DK: We do an annual literary publishing round of grants, for which nonprofit presses with specific projects are encouraged to apply. We only fund project support, not organizational support. Coverable costs are things like printing, salaries, distribution, promotion, marketing, travel perhaps to tour your writers, definitely payment to writers. Panels often like to see that you pay your writers. Know that if you end up getting a grant, you won't likely get what you asked for (such is the climate here at the NEA). So, for example, an applicant may ask for a certain amount, say $40,000. If the organization is recommended, it's likely I'd come back and say you got, say, $15,000, and that you'll have to revise your budget accordingly (e.g., do fewer books for the grant). Make sure this can work for you.
MS: So I'm a small press and I want a little NEA love. What's the process?
DK: If anybody out there is interested, the deadline is March 13th, and that's a postmark deadline. Be careful of that. Anything after that date will automatically be sent back. Remember to FedEx your package. Snail mail to the government is a messy business these days (because all our incoming correspondence gets routed via Ohio to get irradiated). I'd encourage you to apply online if you can. You have a choice this year, but soon you won't have a choice, so you might as well get used to the online application while you have a fallback. You'll need to have your own 501(c)3 status by the deadline. We do accept independent component relationships, which it to say that if you're a journal that's part of a university, the university can apply on your behalf. Last year our largest grant was something like $60,000. Grants are more likely to be about $10,000-$25,000. You can check out our website at www.arts.gov to see last year's grants in this category.
MS: You've gone from being the chief book critic at the San Francisco Chronicle to the head of a sizeable and probably underfunded federal bureaucracy. How do the imperatives differ? Presumably, you're less free to follow your idiosyncratic nose? How are you adjusting?
DK: As Peter Marshall used to say on The Hollywood Squares, I'm afraid David doesn't have a bluff for that question. Translation: So much for the boilerplate -- I'm winging it from here on in. First of all, don't overestimate how restrictive my government paymasters are -- or underestimate how restrictive my newspaper paymasters used to be. I have all the freedom I need at the NEA. Besides, the two jobs are fundamentally different. My imperative as a book critic was to find interesting books to write about in interesting ways. My marching orders at the NEA are to dragoon smart people into sitting in judgment on literary grant applications. That, and to get America reading again, so that America's few remaining book critics will still have a public to write for. As for my adjustment, I'm coping -- especially since I moved onto a houseboat on the Potomac.
MS: No one will consider us alarmist for suggesting that there is a legitimate reading crisis in the country. Even if we allow that every age considers its problems to be uniquely dreadful (radio kills reading; TV kills radio; internet kills TV; etc.), the percentage of the population reading serious literature seems smaller than ever.
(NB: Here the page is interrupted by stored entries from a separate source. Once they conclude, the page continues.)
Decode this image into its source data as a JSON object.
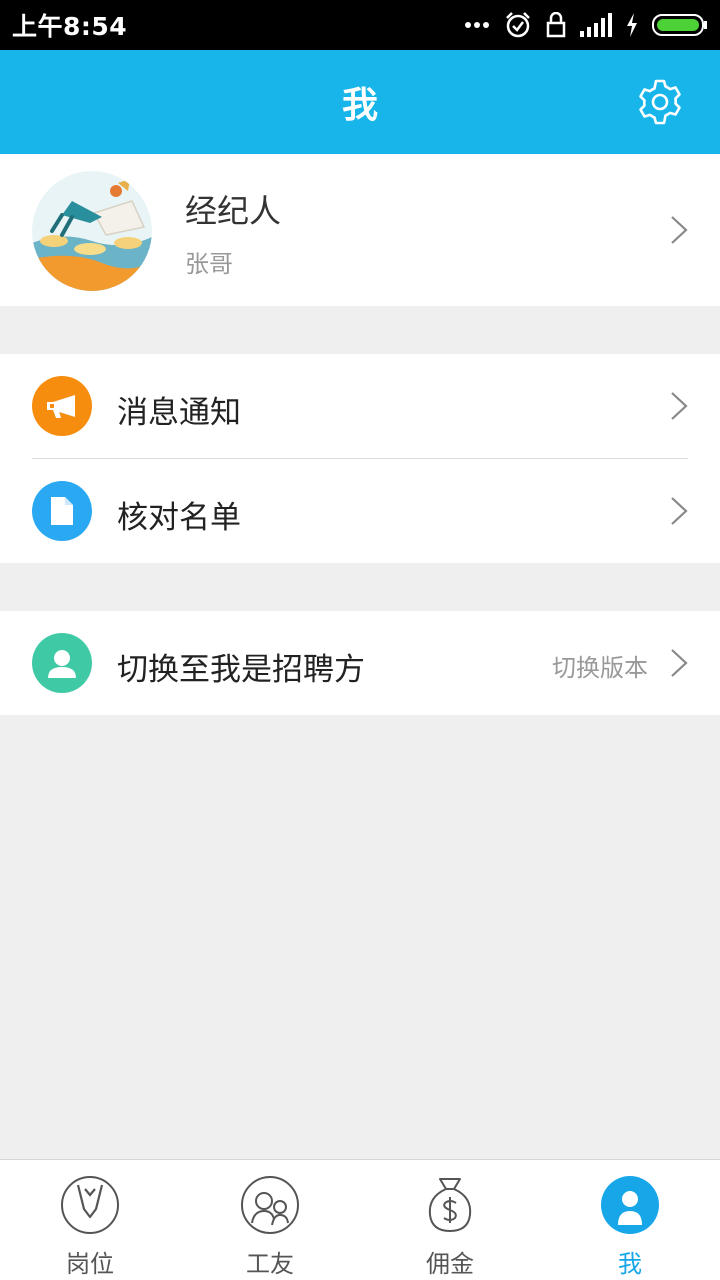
{
  "status_bar": {
    "time": "上午8:54",
    "icons": [
      "more-dots-icon",
      "alarm-icon",
      "lock-icon",
      "signal-icon",
      "charging-icon",
      "battery-icon"
    ],
    "battery_color": "#4cd137"
  },
  "header": {
    "title": "我",
    "background": "#17b5ea",
    "settings_icon": "gear-icon"
  },
  "profile": {
    "name": "经纪人",
    "subtitle": "张哥",
    "avatar_icon": "avatar-illustration"
  },
  "menu_groups": [
    {
      "items": [
        {
          "label": "消息通知",
          "icon": "megaphone-icon",
          "icon_color": "#f68d0e"
        },
        {
          "label": "核对名单",
          "icon": "document-icon",
          "icon_color": "#2aa9f2"
        }
      ]
    },
    {
      "items": [
        {
          "label": "切换至我是招聘方",
          "hint": "切换版本",
          "icon": "user-icon",
          "icon_color": "#3fc9a4"
        }
      ]
    }
  ],
  "bottom_nav": {
    "items": [
      {
        "label": "岗位",
        "icon": "tie-icon",
        "active": false
      },
      {
        "label": "工友",
        "icon": "friends-icon",
        "active": false
      },
      {
        "label": "佣金",
        "icon": "money-bag-icon",
        "active": false
      },
      {
        "label": "我",
        "icon": "me-icon",
        "active": true
      }
    ],
    "active_color": "#17a6e8"
  }
}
Short of hand-delivering a copy of Gravity's Rainbow to every citizen of the republic, what's the best way to arrest this slide?
DK: As the NEA's own Reading at Risk study showed two years ago, your alarmism is well-founded. Reading is down in most if not all demographics, and it's sinking fastest among the young. We're unveiling a program in May that won't turn this around overnight, but may just help get those numbers inching back up where they belong. More anon, Mark. As for Pynchon, I think hand-delivering a copy of 'The Secret Integration' (from Pynchon's 'Slow Learner' collection) to every citizen of the republic will work better. That's your gateway drug. Gravity's Rainbow is the hard stuff.
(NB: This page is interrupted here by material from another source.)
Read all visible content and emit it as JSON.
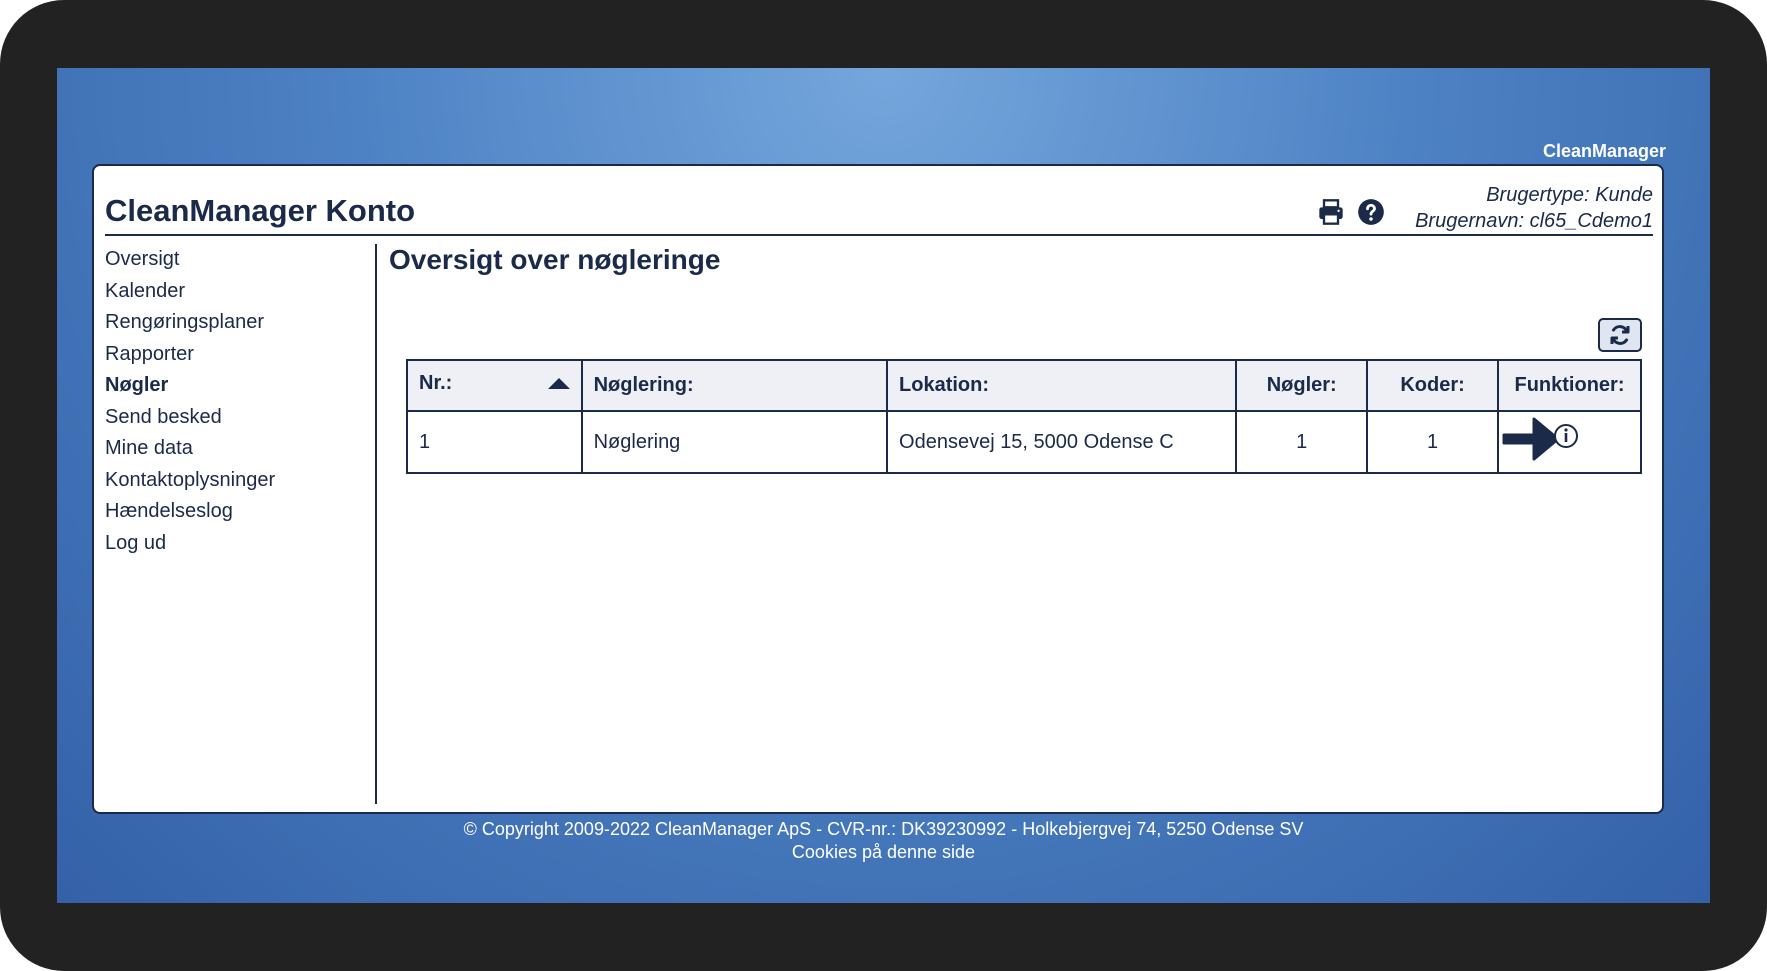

MS: Tell us about some of the specific plans and innovations you hope to bring to the NEA.
DK: Point of order, Mr. Speaker. My boss and fellow Californian, the poet Dana Gioia, is the one with most of the specific plans and innovations. Still, he recruits folks he believes will be innovative and energetic, and so far I've got him snowed. In other words, Mongo only pawn in game of life. As I said, he's given me the charge of helping to get America reading again, and a fair degree of latitude in going about it.
MS: What's the NEA doing to support small presses that focus on literature in translation?
DK: In addition to our literary publishing grants, we also do an annual panel to fund worthy individual translation projects. Also, to promote wider access to literary voices of Mexican artists in the United States and American writers in Mexico, the NEA, the US Embassy in Mexico, and Mexico's National Fund for Culture and the Arts have joined to support a proposed three-year program of anthology publication and public outreach. In the first year, Sarabande has been named publisher of the poetry anthologies. Contributors on this side of the border include Kay Ryan, Larry Levis, Thomas Lux, Marilyn Nelson, Ron Silliman, Molly Peacock, Amy Uyematsu, Jorie Graham, Judith Ortiz Cofer, Naomi Shihab Nye, and more. As part of our literary publishing grants, we also provided seed funding for and continue to support Words Without Borders, the terrific online magazine of linternational literature.
MS: Many small presses like Coffee House are doing great work, and yet struggle to create awareness of their books in the marketplace, particularly with the decline of book coverage in newspapers - something you are uniquely well placed to understand. Is the NEA aware of this problem? If so, what is the NEA doing to help?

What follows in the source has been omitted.